Bio: Jay Ver Hoef a statistician for the National Marine Mammal Lab of the National Oceanic and Atmospheric Association (NOAA), U.S. Dept. of Commerce. He obtained a Ph.D. at Iowa State University in Statistics in 1991. Jay develops statistical methods and consults on a wide variety of topics related to marine mammals and stream networks. The Marine Mammal Lab is located in Seattle, Washington, although Jay lives in Fairbanks, Alaska. His main statistical interests are in spatial statistics and Bayesian statistics, especially applied to ecological and environmental data. Jay is a fellow of the American Statistical Association.

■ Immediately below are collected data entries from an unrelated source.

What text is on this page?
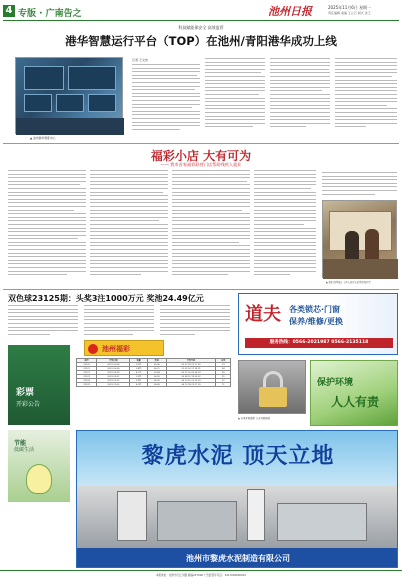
4 专版 · 广南告之	池州日报	2025年11月6日 星期一
责任编辑 美编 王立石 版式 沈王
科技赋能保安全 高效监管
港华智慧运行平台（TOP）在池州/青阳港华成功上线
▲ 池州港华调度中心
记者 王文伟
福彩小店 大有可为
—— 我市首家福彩联营门店帮助残疾人就业
▲ 福彩销售网点 工作人员正在销售福利彩票
双色球23125期：头奖3注1000万元 奖池24.49亿元
池州福彩
彩票
开彩公告
节能
低碳生活
期号	开奖日期	销量	奖池	开奖号码	头奖
23120	2023-10-24	3.9亿	24.36	02 07 18 22 27 30	13
23121	2023-10-26	3.8亿	24.21	01 09 14 17 28 31	04
23122	2023-10-29	4.1亿	23.98	05 11 16 20 24 33	09
23123	2023-10-31	3.9亿	24.05	03 08 12 19 26 32	15
23124	2023-11-02	3.8亿	24.30	06 10 15 21 25 29	07
23125	2023-11-05	4.0亿	24.49	04 13 18 23 27 30	11
道夫 各类锁芯·门窗
保养/维修/更换
服务热线：0566-2021987 0566-2135118
▲ 各类开锁服务 专业开锁换锁
保护环境
人人有责
黎虎水泥 顶天立地
池州市黎虎水泥制造有限公司
本报地址：池州市长江中路 邮编247000 广告经营许可证：3417004000001
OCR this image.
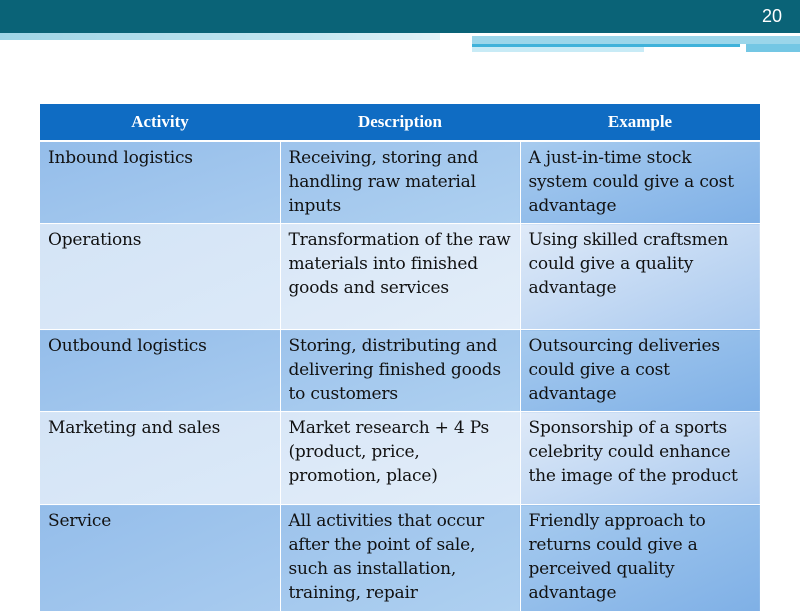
20
Activity	Description	Example
Inbound logistics	Receiving, storing and handling raw material inputs	A just-in-time stock system could give a cost advantage
Operations	Transformation of the raw materials into finished goods and services	Using skilled craftsmen could give a quality advantage
Outbound logistics	Storing, distributing and delivering finished goods to customers	Outsourcing deliveries could give a cost advantage
Marketing and sales	Market research + 4 Ps (product, price, promotion, place)	Sponsorship of a sports celebrity could enhance the image of the product
Service	All activities that occur after the point of sale, such as installation, training, repair	Friendly approach to returns could give a perceived quality advantage
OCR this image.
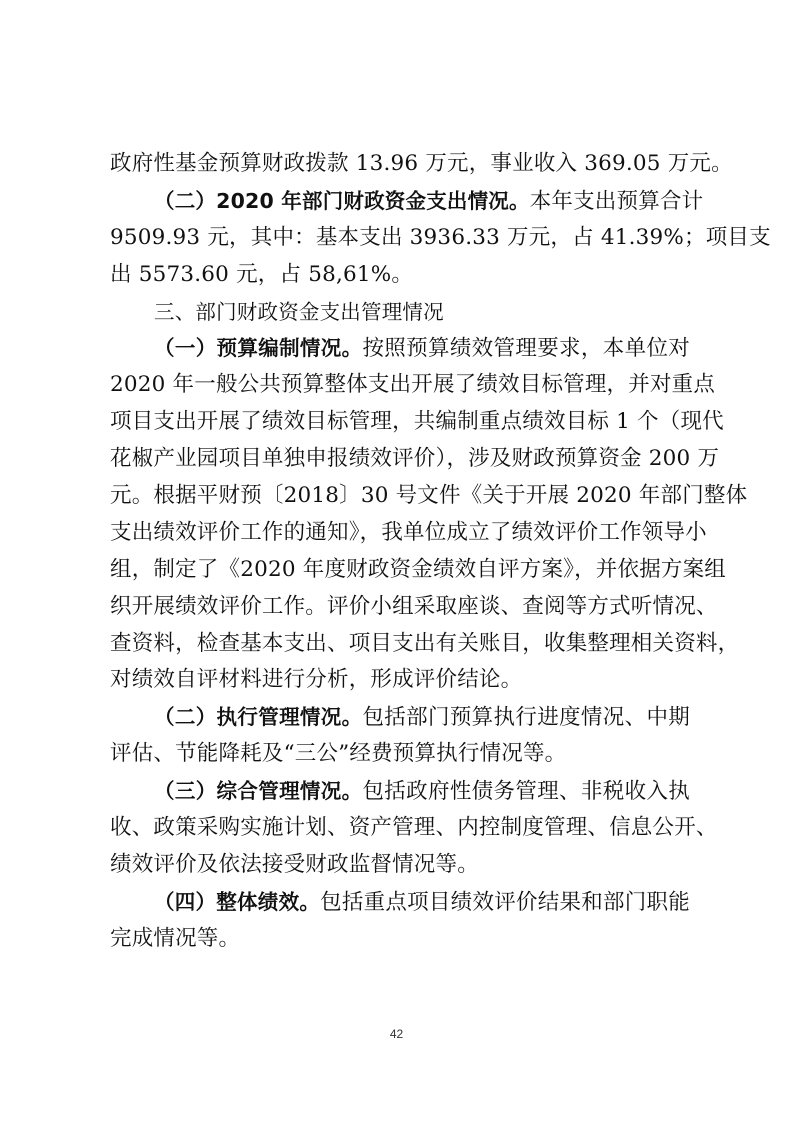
政府性基金预算财政拨款 13.96 万元，事业收入 369.05 万元。
（二）2020 年部门财政资金支出情况。本年支出预算合计
9509.93 元，其中：基本支出 3936.33 万元，占 41.39%；项目支
出 5573.60 元，占 58,61%。
三、部门财政资金支出管理情况
（一）预算编制情况。按照预算绩效管理要求，本单位对
2020 年一般公共预算整体支出开展了绩效目标管理，并对重点
项目支出开展了绩效目标管理，共编制重点绩效目标 1 个（现代
花椒产业园项目单独申报绩效评价），涉及财政预算资金 200 万
元。根据平财预〔2018〕30 号文件《关于开展 2020 年部门整体
支出绩效评价工作的通知》，我单位成立了绩效评价工作领导小
组，制定了《2020 年度财政资金绩效自评方案》，并依据方案组
织开展绩效评价工作。评价小组采取座谈、查阅等方式听情况、
查资料，检查基本支出、项目支出有关账目，收集整理相关资料，
对绩效自评材料进行分析，形成评价结论。
（二）执行管理情况。包括部门预算执行进度情况、中期
评估、节能降耗及“三公”经费预算执行情况等。
（三）综合管理情况。包括政府性债务管理、非税收入执
收、政策采购实施计划、资产管理、内控制度管理、信息公开、
绩效评价及依法接受财政监督情况等。
（四）整体绩效。包括重点项目绩效评价结果和部门职能
完成情况等。
42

For the best part of four decades, multivariate analysis in ecology has diverged substantially from mainstream statistics, perhaps because state-of-the-art in 1980's statistics was not capable of handling the complexity frequently seen in multivariate abundance data simultaneously collected across many species. But the methods developed in the ecological literature, still widely used today, have some serious shortcomings that suggest they are fast approaching their use-by date. The statistical literature appears to be "catching up" with ecology, in part through technologies to fit quite flexible hierarchical models capable of accommodating key date structure. There is a significant movement now to reunify multivariate analysis in ecology with modern statistical practices. Some key developments on this front will be reviewed, and immediate challenges identified.

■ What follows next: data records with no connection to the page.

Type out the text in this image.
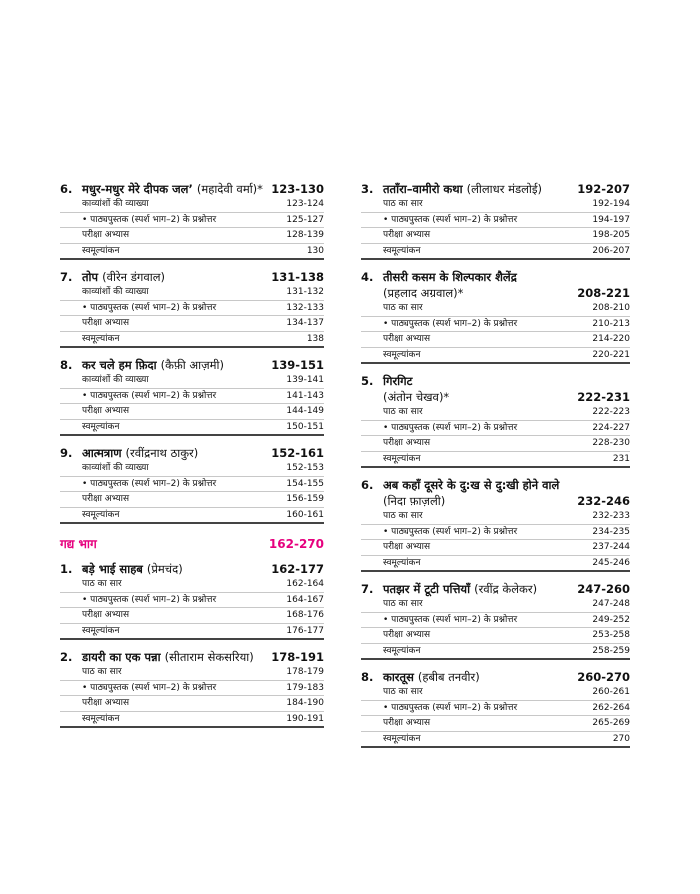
6. मधुर-मधुर मेरे दीपक जल’ (महादेवी वर्मा)* 123-130
काव्यांशों की व्याख्या	123-124
• पाठ्यपुस्तक (स्पर्श भाग–2) के प्रश्नोत्तर	125-127
परीक्षा अभ्यास	128-139
स्वमूल्यांकन	130
7. तोप (वीरेन डंगवाल)	131-138
काव्यांशों की व्याख्या	131-132
• पाठ्यपुस्तक (स्पर्श भाग–2) के प्रश्नोत्तर	132-133
परीक्षा अभ्यास	134-137
स्वमूल्यांकन	138
8. कर चले हम फ़िदा (कैफ़ी आज़मी)	139-151
काव्यांशों की व्याख्या	139-141
• पाठ्यपुस्तक (स्पर्श भाग–2) के प्रश्नोत्तर	141-143
परीक्षा अभ्यास	144-149
स्वमूल्यांकन	150-151
9. आत्मत्राण (रवींद्रनाथ ठाकुर)	152-161
काव्यांशों की व्याख्या	152-153
• पाठ्यपुस्तक (स्पर्श भाग–2) के प्रश्नोत्तर	154-155
परीक्षा अभ्यास	156-159
स्वमूल्यांकन	160-161
गद्य भाग	162-270
1. बड़े भाई साहब (प्रेमचंद)	162-177
पाठ का सार	162-164
• पाठ्यपुस्तक (स्पर्श भाग–2) के प्रश्नोत्तर	164-167
परीक्षा अभ्यास	168-176
स्वमूल्यांकन	176-177
2. डायरी का एक पन्ना (सीताराम सेकसरिया)	178-191
पाठ का सार	178-179
• पाठ्यपुस्तक (स्पर्श भाग–2) के प्रश्नोत्तर	179-183
परीक्षा अभ्यास	184-190
स्वमूल्यांकन	190-191
3. तताँरा–वामीरो कथा (लीलाधर मंडलोई)	192-207
पाठ का सार	192-194
• पाठ्यपुस्तक (स्पर्श भाग–2) के प्रश्नोत्तर	194-197
परीक्षा अभ्यास	198-205
स्वमूल्यांकन	206-207
4. तीसरी कसम के शिल्पकार शैलेंद्र
(प्रहलाद अग्रवाल)*	208-221
पाठ का सार	208-210
• पाठ्यपुस्तक (स्पर्श भाग–2) के प्रश्नोत्तर	210-213
परीक्षा अभ्यास	214-220
स्वमूल्यांकन	220-221
5. गिरगिट
(अंतोन चेखव)*	222-231
पाठ का सार	222-223
• पाठ्यपुस्तक (स्पर्श भाग–2) के प्रश्नोत्तर	224-227
परीक्षा अभ्यास	228-230
स्वमूल्यांकन	231
6. अब कहाँ दूसरे के दु:ख से दु:खी होने वाले
(निदा फ़ाज़ली)	232-246
पाठ का सार	232-233
• पाठ्यपुस्तक (स्पर्श भाग–2) के प्रश्नोत्तर	234-235
परीक्षा अभ्यास	237-244
स्वमूल्यांकन	245-246
7. पतझर में टूटी पत्तियाँ (रवींद्र केलेकर)	247-260
पाठ का सार	247-248
• पाठ्यपुस्तक (स्पर्श भाग–2) के प्रश्नोत्तर	249-252
परीक्षा अभ्यास	253-258
स्वमूल्यांकन	258-259
8. कारतूस (हबीब तनवीर)	260-270
पाठ का सार	260-261
• पाठ्यपुस्तक (स्पर्श भाग–2) के प्रश्नोत्तर	262-264
परीक्षा अभ्यास	265-269
स्वमूल्यांकन	270
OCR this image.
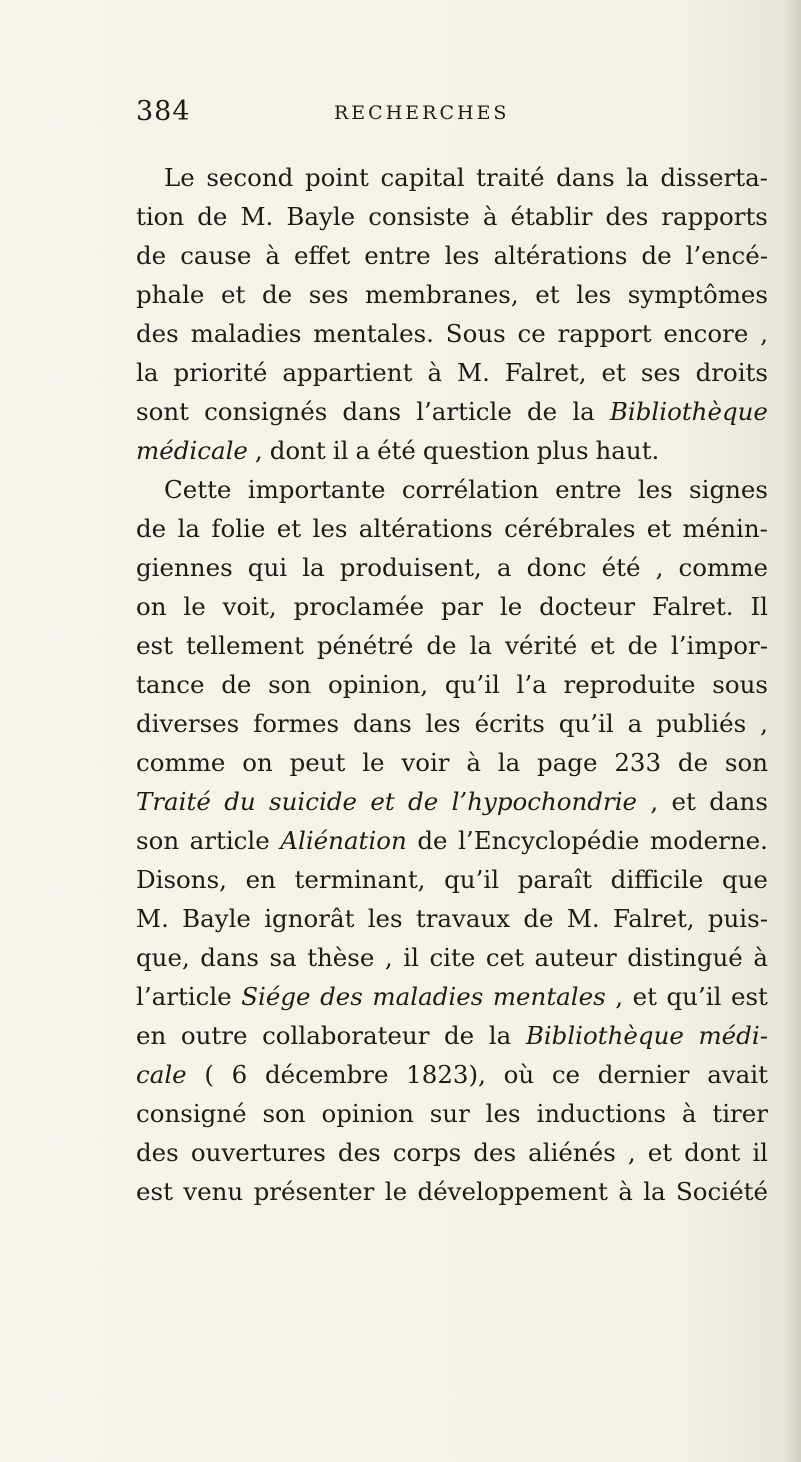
384	RECHERCHES
Le second point capital traité dans la disserta-
tion de M. Bayle consiste à établir des rapports
de cause à effet entre les altérations de l’encé-
phale et de ses membranes, et les symptômes
des maladies mentales. Sous ce rapport encore ,
la priorité appartient à M. Falret, et ses droits
sont consignés dans l’article de la Bibliothèque
médicale , dont il a été question plus haut.
Cette importante corrélation entre les signes
de la folie et les altérations cérébrales et ménin-
giennes qui la produisent, a donc été , comme
on le voit, proclamée par le docteur Falret. Il
est tellement pénétré de la vérité et de l’impor-
tance de son opinion, qu’il l’a reproduite sous
diverses formes dans les écrits qu’il a publiés ,
comme on peut le voir à la page 233 de son
Traité du suicide et de l’hypochondrie , et dans
son article Aliénation de l’Encyclopédie moderne.
Disons, en terminant, qu’il paraît difficile que
M. Bayle ignorât les travaux de M. Falret, puis-
que, dans sa thèse , il cite cet auteur distingué à
l’article Siége des maladies mentales , et qu’il est
en outre collaborateur de la Bibliothèque médi-
cale ( 6 décembre 1823), où ce dernier avait
consigné son opinion sur les inductions à tirer
des ouvertures des corps des aliénés , et dont il
est venu présenter le développement à la Société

Bio: David trained jointly between ecology and statistics to postgraduate level (at Sydney and Macquarie), and his research since then has been at the interface of these two disciplines, addressing what he considers to be a significant knowledge gap. He has organised the Eco-Stats conference (this December at UNSW), and its previous iteration in 2013, to help create connections across these disciplines. His research ranges from applied to theoretical - translating modern statistical tools to ecology, and developing new statistical methodology motivated by ecological problems, including contributions to high-dimensional data analysis, resampling, point process modelling and model selection.